M. A… ressortissant srilankais né en 1997 soutient qu’il est entré en France en 2017 pour demander l’asile et y exerce une activité salariée chez le même employeur depuis 2021. Toutefois, M. A… est célibataire, sans enfant et ne justifie pas être dépourvu d’attaches familiales au Sri Lanka et ne conteste pas avoir fait l’objet le 25 janvier 2025 d’une mesure d’éloignement prise par le préfet de police à laquelle il n’a pas obtempéré. Par suite, compte tenu des circonstances de l’espèce, il n’est pas fondé à soutenir que la décision du préfet de police aurait porté à son droit au respect de sa vie privée et familiale, une atteinte disproportionnée aux buts en vue desquels elle a été prise. Le préfet n’a, par suite, pas méconnu les stipulations précitées de l’article 8 de la convention européenne de sauvegarde des droits de l’homme et des libertés fondamentales ni commis d’erreur manifeste dans l’appréciation des conséquences de son arrêté sur sa situation personnelle et professionnelle ni commis d’erreur d’appréciation en appliquant les dispositions de l’article L. 612-10 du code de l’entrée et du séjour des étrangers et du droit d’asile ni, et en tout état de cause, celles de l’article L. 423-23 du même code.
Enfin, aucun refus de titre de séjour n’ayant été opposé au requérant par le présent arrêté, son illégalité n’est pas établie et l’exception d’illégalité de cette décision invoquée à l’appui des conclusions dirigées contre la décision d’interdiction de retour doit être écartée
Il résulte de l’ensemble de ce qui précède que M. A… n’est pas fondé à demander l’annulation de l’arrêté du 28 mars 2026 du préfet de police.
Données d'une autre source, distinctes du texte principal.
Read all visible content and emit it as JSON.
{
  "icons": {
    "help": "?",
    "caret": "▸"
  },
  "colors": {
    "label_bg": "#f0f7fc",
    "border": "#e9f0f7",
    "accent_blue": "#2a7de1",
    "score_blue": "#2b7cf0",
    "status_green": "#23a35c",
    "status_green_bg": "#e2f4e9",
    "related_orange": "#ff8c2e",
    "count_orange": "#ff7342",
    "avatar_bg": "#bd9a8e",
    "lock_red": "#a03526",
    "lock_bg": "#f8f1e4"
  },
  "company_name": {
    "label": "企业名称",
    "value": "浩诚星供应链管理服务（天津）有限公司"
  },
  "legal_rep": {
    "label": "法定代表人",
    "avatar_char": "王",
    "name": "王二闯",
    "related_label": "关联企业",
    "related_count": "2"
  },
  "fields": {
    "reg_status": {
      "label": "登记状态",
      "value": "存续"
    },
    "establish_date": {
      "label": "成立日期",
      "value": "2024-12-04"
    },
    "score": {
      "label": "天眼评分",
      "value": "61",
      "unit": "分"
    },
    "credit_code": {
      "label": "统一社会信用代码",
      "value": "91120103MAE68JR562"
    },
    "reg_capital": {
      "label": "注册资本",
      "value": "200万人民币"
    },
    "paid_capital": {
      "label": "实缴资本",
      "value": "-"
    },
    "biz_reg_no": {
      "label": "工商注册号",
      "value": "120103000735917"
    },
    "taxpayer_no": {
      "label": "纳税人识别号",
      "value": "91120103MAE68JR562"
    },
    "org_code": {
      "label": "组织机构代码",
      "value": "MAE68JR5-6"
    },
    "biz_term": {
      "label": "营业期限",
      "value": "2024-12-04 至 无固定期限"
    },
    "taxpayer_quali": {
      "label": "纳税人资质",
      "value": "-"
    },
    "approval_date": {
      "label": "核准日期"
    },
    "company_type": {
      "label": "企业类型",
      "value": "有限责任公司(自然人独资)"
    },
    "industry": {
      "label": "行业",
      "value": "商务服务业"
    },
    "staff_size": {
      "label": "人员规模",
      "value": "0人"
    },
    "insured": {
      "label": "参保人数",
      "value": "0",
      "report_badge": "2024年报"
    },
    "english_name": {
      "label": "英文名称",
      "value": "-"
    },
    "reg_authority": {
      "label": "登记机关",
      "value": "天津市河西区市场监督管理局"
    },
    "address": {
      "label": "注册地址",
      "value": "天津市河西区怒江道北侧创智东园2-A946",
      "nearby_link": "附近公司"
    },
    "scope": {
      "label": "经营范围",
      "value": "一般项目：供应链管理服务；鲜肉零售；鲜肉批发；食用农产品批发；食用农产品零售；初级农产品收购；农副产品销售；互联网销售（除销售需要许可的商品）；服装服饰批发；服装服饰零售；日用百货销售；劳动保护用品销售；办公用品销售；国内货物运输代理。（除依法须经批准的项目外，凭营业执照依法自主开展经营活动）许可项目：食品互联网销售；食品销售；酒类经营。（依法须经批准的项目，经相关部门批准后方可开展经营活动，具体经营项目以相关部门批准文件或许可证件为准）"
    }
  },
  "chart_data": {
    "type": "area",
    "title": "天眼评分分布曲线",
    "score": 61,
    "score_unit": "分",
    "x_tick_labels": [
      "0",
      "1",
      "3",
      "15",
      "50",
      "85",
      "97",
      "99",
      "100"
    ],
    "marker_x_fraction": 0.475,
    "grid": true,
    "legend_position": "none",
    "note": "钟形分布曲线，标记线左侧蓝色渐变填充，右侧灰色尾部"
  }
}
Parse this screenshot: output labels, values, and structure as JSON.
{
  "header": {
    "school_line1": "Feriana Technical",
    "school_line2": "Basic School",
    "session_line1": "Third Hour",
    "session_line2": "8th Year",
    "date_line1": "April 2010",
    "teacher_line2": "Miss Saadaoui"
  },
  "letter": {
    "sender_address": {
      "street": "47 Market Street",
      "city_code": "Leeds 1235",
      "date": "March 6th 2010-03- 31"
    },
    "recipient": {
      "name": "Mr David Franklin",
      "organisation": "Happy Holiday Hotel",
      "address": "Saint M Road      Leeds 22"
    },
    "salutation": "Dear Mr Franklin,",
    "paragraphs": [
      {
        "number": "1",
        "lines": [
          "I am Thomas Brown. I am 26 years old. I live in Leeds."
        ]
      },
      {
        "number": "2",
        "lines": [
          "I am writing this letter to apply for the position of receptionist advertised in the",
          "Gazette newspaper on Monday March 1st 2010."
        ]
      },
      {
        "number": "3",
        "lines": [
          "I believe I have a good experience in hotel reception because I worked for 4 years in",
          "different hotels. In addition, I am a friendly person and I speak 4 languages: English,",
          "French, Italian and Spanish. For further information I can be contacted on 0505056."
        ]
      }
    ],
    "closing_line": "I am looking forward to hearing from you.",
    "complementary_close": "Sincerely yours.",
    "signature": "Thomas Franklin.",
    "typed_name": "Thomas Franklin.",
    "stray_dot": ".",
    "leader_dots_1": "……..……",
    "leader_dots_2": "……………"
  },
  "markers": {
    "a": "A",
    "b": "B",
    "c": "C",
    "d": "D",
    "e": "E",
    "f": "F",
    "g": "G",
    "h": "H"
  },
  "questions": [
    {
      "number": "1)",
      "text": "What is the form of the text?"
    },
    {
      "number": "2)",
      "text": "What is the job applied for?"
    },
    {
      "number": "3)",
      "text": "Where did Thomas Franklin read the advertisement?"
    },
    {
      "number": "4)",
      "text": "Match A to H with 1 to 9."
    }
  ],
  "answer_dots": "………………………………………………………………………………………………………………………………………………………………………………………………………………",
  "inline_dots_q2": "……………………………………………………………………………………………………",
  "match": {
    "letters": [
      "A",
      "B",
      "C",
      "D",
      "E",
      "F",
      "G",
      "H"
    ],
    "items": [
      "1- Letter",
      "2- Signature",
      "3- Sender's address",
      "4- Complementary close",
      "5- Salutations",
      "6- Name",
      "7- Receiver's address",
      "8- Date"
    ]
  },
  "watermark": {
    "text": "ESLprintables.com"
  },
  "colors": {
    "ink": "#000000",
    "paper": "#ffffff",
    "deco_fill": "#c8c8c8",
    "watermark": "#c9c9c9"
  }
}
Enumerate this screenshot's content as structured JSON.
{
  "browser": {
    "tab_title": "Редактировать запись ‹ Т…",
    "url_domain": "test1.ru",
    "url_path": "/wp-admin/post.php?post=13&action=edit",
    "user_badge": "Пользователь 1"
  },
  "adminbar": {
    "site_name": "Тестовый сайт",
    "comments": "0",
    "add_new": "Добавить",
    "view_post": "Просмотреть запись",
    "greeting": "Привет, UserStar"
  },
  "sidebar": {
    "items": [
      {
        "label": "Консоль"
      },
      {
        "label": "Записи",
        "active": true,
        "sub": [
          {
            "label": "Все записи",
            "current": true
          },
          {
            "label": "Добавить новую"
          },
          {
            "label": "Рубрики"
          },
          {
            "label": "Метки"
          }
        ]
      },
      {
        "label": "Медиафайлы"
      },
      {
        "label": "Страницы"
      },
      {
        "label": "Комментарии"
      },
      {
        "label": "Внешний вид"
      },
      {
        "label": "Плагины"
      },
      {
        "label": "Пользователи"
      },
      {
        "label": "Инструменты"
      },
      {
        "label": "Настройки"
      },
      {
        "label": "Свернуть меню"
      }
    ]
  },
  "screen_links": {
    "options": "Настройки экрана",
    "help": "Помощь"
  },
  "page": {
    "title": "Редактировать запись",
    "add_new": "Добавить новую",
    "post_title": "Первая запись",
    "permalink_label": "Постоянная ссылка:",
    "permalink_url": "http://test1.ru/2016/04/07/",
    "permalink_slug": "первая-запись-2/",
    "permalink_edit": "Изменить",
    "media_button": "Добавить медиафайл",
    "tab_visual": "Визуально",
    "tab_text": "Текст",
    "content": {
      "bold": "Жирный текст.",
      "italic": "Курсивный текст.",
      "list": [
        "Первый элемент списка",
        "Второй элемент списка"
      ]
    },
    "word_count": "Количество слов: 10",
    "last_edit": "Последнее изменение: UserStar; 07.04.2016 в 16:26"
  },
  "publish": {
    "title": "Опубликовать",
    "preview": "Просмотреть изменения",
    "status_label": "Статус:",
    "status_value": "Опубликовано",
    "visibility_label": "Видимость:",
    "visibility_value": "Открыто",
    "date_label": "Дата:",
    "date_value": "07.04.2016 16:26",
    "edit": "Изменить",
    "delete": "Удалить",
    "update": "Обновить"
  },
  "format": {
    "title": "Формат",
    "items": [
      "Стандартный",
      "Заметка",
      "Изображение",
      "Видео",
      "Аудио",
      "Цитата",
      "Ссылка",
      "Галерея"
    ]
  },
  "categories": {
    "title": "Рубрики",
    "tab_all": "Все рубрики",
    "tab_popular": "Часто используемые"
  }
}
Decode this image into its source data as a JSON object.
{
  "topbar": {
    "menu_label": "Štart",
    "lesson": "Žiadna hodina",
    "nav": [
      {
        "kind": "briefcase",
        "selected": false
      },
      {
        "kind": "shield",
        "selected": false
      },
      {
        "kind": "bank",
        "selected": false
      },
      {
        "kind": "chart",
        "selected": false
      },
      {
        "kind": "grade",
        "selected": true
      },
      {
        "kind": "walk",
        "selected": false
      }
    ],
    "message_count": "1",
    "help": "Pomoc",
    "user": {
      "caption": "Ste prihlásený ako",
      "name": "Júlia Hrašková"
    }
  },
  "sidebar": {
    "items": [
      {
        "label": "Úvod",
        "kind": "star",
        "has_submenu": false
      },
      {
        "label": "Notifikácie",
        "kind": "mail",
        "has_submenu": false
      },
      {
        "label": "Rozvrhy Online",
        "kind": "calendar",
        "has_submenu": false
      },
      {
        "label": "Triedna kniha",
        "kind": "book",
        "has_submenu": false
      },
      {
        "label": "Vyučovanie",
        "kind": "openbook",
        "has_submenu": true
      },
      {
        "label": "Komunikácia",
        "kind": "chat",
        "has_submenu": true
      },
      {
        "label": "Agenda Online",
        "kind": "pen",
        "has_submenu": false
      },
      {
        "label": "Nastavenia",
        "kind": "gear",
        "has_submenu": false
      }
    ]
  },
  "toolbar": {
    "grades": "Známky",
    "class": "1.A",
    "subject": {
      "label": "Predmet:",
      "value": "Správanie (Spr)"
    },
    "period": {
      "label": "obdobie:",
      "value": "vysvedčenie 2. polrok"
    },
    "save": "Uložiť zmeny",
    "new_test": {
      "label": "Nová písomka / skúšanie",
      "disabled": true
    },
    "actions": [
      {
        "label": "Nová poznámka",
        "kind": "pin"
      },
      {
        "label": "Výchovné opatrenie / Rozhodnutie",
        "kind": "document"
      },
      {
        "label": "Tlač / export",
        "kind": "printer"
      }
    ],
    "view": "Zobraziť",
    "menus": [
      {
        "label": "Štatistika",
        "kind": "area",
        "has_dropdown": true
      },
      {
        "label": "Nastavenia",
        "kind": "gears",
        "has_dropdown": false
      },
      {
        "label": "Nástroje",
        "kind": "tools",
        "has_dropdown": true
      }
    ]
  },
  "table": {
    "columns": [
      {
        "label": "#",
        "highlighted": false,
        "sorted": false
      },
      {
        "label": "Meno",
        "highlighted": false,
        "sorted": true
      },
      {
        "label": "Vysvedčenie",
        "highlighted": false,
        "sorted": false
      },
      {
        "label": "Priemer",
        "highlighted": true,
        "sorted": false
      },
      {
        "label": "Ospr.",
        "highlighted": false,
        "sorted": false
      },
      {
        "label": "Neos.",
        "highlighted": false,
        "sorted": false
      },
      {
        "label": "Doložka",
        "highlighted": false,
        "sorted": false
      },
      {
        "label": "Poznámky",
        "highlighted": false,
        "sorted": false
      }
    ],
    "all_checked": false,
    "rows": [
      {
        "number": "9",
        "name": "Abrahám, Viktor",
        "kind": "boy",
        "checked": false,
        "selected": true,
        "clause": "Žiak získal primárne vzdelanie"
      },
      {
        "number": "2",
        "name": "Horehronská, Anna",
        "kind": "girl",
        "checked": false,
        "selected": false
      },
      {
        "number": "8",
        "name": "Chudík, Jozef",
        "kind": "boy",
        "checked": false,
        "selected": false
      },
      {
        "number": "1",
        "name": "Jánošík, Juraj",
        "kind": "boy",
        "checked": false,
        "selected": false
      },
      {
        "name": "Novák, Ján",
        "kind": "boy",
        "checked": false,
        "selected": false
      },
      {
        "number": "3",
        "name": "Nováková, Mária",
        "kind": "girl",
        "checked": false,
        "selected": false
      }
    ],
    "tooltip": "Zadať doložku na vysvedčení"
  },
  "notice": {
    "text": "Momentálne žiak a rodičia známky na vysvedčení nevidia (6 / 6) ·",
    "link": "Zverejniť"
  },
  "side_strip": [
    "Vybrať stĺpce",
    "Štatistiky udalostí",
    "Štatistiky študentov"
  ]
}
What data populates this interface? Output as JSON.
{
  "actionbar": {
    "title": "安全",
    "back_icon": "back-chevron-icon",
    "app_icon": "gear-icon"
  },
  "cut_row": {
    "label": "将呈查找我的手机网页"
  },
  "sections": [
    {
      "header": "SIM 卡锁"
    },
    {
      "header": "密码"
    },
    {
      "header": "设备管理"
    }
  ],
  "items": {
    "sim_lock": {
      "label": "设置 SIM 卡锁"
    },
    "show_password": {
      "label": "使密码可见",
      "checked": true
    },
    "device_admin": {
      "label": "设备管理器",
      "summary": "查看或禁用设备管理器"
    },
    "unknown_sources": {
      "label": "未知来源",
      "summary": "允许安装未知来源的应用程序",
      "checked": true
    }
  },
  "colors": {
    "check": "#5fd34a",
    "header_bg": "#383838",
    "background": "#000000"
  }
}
Par voie de conséquence, ses conclusions à fin d’injonction, d’astreinte et celles présentées sur le fondement de l’article L. 761-1 du code de justice administrative doivent être également rejetées.
DECIDE
Article 1er : La requête de M. A… est rejetée.
Article 2 : Le présent jugement sera notifié à M. D… A… et au préfet de police.
rendu public par mise à disposition au greffe le 12 mai 2026
Le magistrat désigné,
Signé
A. Béal
La greffière
Signé
O. Perazzone
La République mande et ordonne au préfet de police en ce qui le concerne ou à tous huissiers de justice à ce requis en ce qui concerne les voies de droit commun, contre les parties privées, de pourvoir à l’exécution de la présente décision.